Многолетний опыт и систематизацию в выполнение данной операции привнесли С. Yazbeck и соавт., отразившие в своей публикации основные нюансы при выполнении пункции [17]. Так, например, они установили наиболее подходящие параметры для склерозирования эндометриом, лимитировав их диаметры (от 20 до 65 мм) и количество (максимум тремя), независимо от того, являются ли они одно- или двусторонними.
Методология проведения подобного лечения эндометриомы трансвагинальным доступом была представлена группой французских авторов в 2021 г. [18].

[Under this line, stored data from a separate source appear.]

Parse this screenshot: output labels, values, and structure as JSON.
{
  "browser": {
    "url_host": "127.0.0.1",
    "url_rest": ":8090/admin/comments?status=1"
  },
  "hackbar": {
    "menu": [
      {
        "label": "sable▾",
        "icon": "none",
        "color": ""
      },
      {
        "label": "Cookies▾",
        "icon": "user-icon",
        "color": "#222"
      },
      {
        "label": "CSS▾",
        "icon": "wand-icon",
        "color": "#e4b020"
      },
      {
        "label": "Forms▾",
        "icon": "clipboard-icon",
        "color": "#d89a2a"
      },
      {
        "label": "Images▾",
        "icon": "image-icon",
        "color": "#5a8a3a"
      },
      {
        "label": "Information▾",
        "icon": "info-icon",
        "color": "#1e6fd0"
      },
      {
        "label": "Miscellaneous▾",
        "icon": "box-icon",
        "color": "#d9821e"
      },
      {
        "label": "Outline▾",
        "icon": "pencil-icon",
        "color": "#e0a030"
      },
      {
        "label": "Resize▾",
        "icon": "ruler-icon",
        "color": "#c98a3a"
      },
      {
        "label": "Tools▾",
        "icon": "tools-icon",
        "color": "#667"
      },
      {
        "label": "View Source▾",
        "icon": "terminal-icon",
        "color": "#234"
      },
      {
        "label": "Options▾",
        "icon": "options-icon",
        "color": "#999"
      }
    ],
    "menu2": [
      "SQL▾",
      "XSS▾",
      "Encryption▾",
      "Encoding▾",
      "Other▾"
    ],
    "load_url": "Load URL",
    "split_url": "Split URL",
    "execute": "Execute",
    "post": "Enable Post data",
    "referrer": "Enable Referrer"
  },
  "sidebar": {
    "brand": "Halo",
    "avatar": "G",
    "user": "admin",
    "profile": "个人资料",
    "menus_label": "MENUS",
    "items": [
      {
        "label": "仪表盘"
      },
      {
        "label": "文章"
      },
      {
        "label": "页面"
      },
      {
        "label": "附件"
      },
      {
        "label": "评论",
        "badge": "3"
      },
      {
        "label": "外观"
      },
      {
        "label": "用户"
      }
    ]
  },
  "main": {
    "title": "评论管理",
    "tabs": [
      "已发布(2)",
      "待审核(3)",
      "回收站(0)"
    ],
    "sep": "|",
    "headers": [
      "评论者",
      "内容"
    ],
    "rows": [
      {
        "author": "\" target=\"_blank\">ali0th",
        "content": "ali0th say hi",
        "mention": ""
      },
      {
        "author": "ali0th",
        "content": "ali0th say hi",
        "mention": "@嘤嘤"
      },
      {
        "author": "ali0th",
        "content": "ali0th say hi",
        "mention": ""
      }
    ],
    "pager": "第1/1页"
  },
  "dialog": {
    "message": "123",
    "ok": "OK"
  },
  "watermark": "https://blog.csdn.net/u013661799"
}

L. Miquel и соавт. доказали, что аспирационно-пункционная склеротерапия перед вступлением в программу ЭКО повышает вероятность живорождений по сравнению с группой пациенток с эндометриомами без данной процедуры перед ЭКО [19].
S. Alborzi и соавт. [20] при проведении метаанализа восьми публикаций не выявили существенных различий в частоте наступления беременности между четырьмя исследуемыми группами. Первую группу составили пациентки, которым выполнили лапароскопическую энуклеацию эндометриомы + вспомогательные репродуктивные технологии: частота наступления беременности — 38,3% (доверительный интервал (ДИ): 32,3–44,7); вторая группа — пациентки, которым провели только лапароскопическое удаление эндометриомы: частота наступления беременности — 43,8% (ДИ: 22,5–66,4); третья группа — пациентки, которым выполнили аспирационно-пункционную склеротерапию + вспомогательные репродуктивные технологии: частота наступления беременности — 40,8% (ДИ: 27,7–54,6); четвёртая группа — пациентки, которым проведена процедура ЭКО без предшествующего хирургического лечения: частота наступления беременности — 32,0% (ДИ: 15,0–52,0).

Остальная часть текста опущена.